I haven't found any good way of predicting MySQL "tipping points" -- and I've run into a few.
Having said that, I've found tipping points are related to table size. But not merely raw table size, rather how big the "area of interest" is to a query. For example, in a table of over 3 million rows and about 40 columns, about three-quarters integers, most queries that would easily select a portion of them based on indices are fast. However, when one value in a query on one indexed column means two-thirds of the rows are now "interesting", the query is now about 5-times slower than normal. Lesson: try to arrange your data so such a scan isn't necessary.
However, such behaviour now gives you a size to look for.

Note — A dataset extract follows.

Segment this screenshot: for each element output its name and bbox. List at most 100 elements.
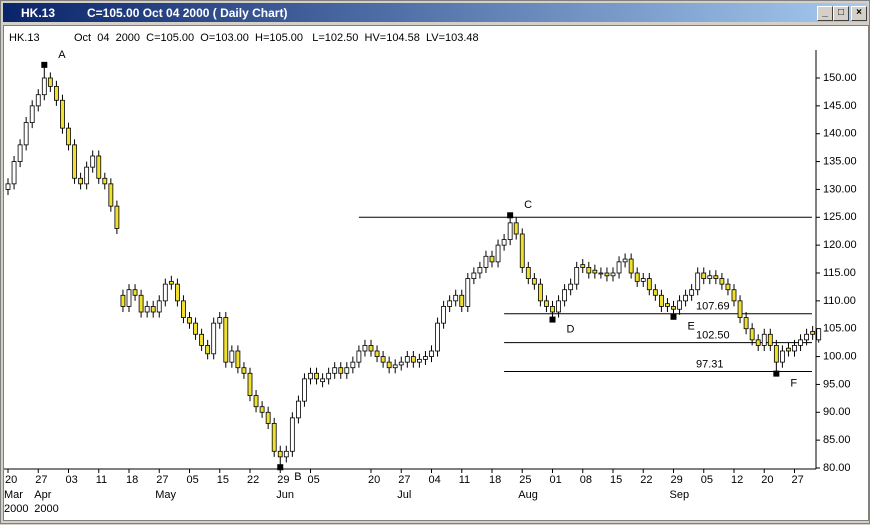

This size will be heavily dependant on your server setup, the MySQL server variables and the table's schema and data.
Similarly, I've seen reporting queries run in reasonable time (~45 seconds) if the period is two weeks, but take half-an-hour if the period is extended to four weeks.
Use slow query log that will help you to narrow down the queries you want to optimize.
For time critical queries it sometimes better to keep stable plan by using hints.
It sounds like you have a frustrating situation and maybe not the best code review process and development environment.
Whenever you add a new query to your code you need to check that it has the appropriate indexes ready and add those with the code release.
If you don't do that your second option is to constantly monitor the slow query log and then go beat the developers; I mean go add the index.
There's an option to enable logging of queries that didn't use an index which would be useful to you.
If there are some queries that "works and stops working" (but are "using and index") then it's likely that the query wasn't very good in the first place (low cardinality in the index; inefficient join; ...) and the first rule of evaluating the query carefully when it's added would apply.
For question #2 - On InnoDB "analyze table" is basically free to run, so if you have bad join performance it doesn't hurt to run it. Unless the balance of the keys in the table are changing a lot it's unlikely to help though. It almost always comes down to bad queries. "optimize table" rebuilds the InnoDB table; in my experience it's relatively rare that it helps enough to be worth the hassle of having the table unavailable for the duration (or doing the master-master failover stuff while it's running).